VIDÉO. Pillages à Saint-Martin : "Je choisis d'abord le secours et ensuite la sécurité", explique Girardin

VIDÉO. Pillages à Saint-Martin : "Je choisis d'abord le secours et ensuite la sécurité", explique Girardin
Annick Girardin avec le président de la collectivité de Saint-Martin Daniel Gibbs (à gauche) le 7 septembre 2017 à Saint-Martin.

Orange avec AFP, publié le lundi 11 septembre 2017 à 09h30

OURAGAN IRMA. Selon la ministre des Outre-mer, la situation est désormais sous contrôle à Saint-Martin.



Cinq jours après le passage de l'ouragan monstre Irma, le désordre préside toujours et Saint-Martin, dévastée à 95%, vit encore dans la psychose des pillages. "Mais par pitié, faites quelque chose! Les magasins rue de la Liberté sont en train de se faire piller!", s'époumone Estelle Kalton, qui tient deux magasins de prêt-à-porter avec son mari, devant les gendarmes à Marigot, le chef-lieu de l'île, rapporte l'AFP. La situation n'est pas anodine. Dans la zone commerciale de Bellevue, au sud de la ville, deux gendarmes patrouillent entre les hangars. "Je vire un pilleur d'ici toutes les 10 minutes", explique un des militaires.
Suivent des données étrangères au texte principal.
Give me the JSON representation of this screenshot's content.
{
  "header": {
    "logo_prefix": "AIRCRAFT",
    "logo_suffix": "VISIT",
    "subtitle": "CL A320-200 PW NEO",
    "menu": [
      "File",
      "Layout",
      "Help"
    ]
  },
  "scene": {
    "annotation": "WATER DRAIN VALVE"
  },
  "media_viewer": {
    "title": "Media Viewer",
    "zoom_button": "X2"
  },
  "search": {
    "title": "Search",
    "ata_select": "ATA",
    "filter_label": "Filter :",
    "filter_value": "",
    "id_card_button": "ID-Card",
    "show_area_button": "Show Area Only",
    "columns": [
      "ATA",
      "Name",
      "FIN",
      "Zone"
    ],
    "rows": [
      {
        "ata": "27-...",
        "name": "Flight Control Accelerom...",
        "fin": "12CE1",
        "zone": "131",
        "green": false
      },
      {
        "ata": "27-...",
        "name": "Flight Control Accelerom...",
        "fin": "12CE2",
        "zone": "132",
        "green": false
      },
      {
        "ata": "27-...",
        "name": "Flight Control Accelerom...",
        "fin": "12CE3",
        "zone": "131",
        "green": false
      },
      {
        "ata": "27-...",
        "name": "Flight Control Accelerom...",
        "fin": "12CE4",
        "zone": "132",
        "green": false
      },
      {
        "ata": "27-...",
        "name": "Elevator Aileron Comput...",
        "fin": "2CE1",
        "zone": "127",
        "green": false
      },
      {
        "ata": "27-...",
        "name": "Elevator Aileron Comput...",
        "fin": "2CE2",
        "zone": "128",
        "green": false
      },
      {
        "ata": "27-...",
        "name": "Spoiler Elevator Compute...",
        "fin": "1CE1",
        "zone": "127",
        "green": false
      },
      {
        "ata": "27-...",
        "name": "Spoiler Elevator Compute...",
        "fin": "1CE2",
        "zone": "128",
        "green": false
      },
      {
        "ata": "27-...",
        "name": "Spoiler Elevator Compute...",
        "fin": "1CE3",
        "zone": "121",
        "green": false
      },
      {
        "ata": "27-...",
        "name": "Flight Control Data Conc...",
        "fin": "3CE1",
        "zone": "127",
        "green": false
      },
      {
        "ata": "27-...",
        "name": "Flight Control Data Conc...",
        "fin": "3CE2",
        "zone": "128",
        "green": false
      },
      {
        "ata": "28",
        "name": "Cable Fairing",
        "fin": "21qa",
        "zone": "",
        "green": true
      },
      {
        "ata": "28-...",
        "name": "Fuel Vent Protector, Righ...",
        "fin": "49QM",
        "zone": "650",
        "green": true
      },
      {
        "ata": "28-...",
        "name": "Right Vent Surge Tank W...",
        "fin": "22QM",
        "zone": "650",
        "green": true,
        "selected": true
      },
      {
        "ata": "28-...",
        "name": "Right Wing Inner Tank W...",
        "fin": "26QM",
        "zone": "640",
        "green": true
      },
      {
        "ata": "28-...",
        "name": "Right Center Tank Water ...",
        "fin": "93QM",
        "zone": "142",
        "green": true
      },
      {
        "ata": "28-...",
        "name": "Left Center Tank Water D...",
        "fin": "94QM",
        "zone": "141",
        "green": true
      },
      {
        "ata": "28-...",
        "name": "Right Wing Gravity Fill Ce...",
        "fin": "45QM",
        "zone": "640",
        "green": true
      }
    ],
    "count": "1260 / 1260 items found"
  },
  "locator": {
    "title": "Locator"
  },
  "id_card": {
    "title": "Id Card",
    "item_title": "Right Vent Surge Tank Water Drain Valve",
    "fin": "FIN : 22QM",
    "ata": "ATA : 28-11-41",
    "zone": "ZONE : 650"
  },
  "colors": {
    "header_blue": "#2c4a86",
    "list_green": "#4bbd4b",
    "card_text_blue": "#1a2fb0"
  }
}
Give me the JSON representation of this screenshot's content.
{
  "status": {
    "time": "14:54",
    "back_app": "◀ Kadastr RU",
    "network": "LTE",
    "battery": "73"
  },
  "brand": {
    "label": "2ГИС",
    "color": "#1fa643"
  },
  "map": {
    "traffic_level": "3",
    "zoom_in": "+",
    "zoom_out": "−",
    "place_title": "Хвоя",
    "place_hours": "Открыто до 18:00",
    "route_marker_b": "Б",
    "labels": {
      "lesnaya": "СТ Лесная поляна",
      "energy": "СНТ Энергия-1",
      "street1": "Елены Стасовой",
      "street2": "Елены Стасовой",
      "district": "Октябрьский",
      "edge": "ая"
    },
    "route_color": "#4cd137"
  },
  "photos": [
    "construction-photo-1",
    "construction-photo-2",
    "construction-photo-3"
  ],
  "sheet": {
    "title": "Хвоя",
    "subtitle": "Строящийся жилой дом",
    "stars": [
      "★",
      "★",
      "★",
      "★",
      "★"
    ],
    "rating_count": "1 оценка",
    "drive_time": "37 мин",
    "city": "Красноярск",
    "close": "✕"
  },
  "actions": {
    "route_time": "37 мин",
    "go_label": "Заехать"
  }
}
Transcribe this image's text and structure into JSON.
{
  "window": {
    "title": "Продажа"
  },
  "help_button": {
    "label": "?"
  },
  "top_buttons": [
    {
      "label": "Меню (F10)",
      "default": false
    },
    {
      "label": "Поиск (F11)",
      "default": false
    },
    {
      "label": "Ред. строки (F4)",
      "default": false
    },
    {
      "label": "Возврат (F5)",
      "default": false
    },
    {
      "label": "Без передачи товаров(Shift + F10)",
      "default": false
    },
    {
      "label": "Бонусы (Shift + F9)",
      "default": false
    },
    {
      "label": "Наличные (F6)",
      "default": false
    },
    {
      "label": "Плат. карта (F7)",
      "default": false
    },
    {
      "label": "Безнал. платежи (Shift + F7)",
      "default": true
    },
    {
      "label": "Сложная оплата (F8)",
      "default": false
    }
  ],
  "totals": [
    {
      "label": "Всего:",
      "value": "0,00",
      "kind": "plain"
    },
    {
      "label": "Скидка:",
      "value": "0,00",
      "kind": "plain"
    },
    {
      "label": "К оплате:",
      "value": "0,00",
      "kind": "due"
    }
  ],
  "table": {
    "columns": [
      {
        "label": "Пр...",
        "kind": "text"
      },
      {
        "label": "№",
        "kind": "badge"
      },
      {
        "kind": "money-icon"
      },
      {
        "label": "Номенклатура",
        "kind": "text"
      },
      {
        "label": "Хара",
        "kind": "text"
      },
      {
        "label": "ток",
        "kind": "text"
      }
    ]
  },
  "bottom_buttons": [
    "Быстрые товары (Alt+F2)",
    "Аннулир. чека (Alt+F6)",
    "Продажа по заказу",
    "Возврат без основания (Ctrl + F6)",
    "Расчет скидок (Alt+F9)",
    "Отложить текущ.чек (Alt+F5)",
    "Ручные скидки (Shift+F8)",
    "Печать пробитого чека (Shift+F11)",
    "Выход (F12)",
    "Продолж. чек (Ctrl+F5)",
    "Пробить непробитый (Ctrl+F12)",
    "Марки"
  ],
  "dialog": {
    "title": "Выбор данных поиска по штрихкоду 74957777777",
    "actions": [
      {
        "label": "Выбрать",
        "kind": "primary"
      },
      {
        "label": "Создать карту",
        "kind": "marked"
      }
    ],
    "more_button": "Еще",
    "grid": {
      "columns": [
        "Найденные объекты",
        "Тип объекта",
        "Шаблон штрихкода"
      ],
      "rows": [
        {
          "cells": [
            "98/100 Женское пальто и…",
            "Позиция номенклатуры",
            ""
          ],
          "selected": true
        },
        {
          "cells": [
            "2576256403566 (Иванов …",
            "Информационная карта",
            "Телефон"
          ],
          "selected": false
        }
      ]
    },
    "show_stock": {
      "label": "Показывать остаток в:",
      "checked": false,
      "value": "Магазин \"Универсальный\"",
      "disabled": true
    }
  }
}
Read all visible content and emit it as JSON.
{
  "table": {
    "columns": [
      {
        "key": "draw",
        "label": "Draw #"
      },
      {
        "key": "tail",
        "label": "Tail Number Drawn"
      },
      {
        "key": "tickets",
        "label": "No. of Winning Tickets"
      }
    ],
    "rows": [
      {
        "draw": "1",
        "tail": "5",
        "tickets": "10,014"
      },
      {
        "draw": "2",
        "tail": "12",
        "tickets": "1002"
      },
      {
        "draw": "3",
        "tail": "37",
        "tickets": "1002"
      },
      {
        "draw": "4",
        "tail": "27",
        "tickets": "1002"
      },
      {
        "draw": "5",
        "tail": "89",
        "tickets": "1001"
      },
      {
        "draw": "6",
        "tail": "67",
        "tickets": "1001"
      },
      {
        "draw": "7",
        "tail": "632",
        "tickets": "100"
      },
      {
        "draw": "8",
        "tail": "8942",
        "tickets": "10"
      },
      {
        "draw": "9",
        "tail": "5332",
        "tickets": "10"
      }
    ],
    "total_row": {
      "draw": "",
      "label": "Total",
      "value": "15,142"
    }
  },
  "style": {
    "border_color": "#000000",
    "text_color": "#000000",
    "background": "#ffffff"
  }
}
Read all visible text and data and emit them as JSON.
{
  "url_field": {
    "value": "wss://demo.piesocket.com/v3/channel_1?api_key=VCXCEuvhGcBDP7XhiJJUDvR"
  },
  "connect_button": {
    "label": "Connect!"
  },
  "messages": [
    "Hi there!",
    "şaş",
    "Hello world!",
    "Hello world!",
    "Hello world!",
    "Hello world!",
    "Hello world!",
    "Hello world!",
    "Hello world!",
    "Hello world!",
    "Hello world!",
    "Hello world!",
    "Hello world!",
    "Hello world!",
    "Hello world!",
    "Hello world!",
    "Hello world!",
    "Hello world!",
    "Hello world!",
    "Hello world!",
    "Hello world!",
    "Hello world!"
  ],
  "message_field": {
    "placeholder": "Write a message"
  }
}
Interrogée depuis la Guadeloupe par BFMTV lundi matin 11 septembre (horaire de Paris), la ministre des Outre-mer Annick Girardin assure de son côté que "les pillages se sont arrêtés". "Il peut y avoir encore quelques vols et il y en aura toujours", prévient-elle néanmoins, tout en précisant que "Saint-Martin avait déjà un très haut taux de violence et de délinquance juvénile avant le cyclone Irma, et que ça n'arrange rien."

"Il y a deux types d'événements qui sont arrivés, il ne faut pas les confondre, insiste-t-elle. Il y a les pilleurs, ceux qui sont allés voler par opportunité (...). Et il y a des hommes, des femmes, des familles même, qui ont vu des commerces éventrés, et qui sont allés se servir parce qu'ils avaient faim, parce qu'ils avaient soif ou parce qu'ils avaient peur que ça leur arrive à eux, à leurs enfants. Moi j'ai vu les deux."



Et la ministre, qui a passé trois jours à Saint-Martin, de poursuivre : "Je veux dire à ceux qui disent 'plus de sécurité, davantage de sécurité et priorité à la sécurité'. Et bien non. Quand je suis sur place, s'il faut que je décide entre arrêter celui qui vient de voler une télé ou faut-il aller au secours d'une mère de famille et de ses enfants, je choisis d'abord le secours et ensuite la sécurité."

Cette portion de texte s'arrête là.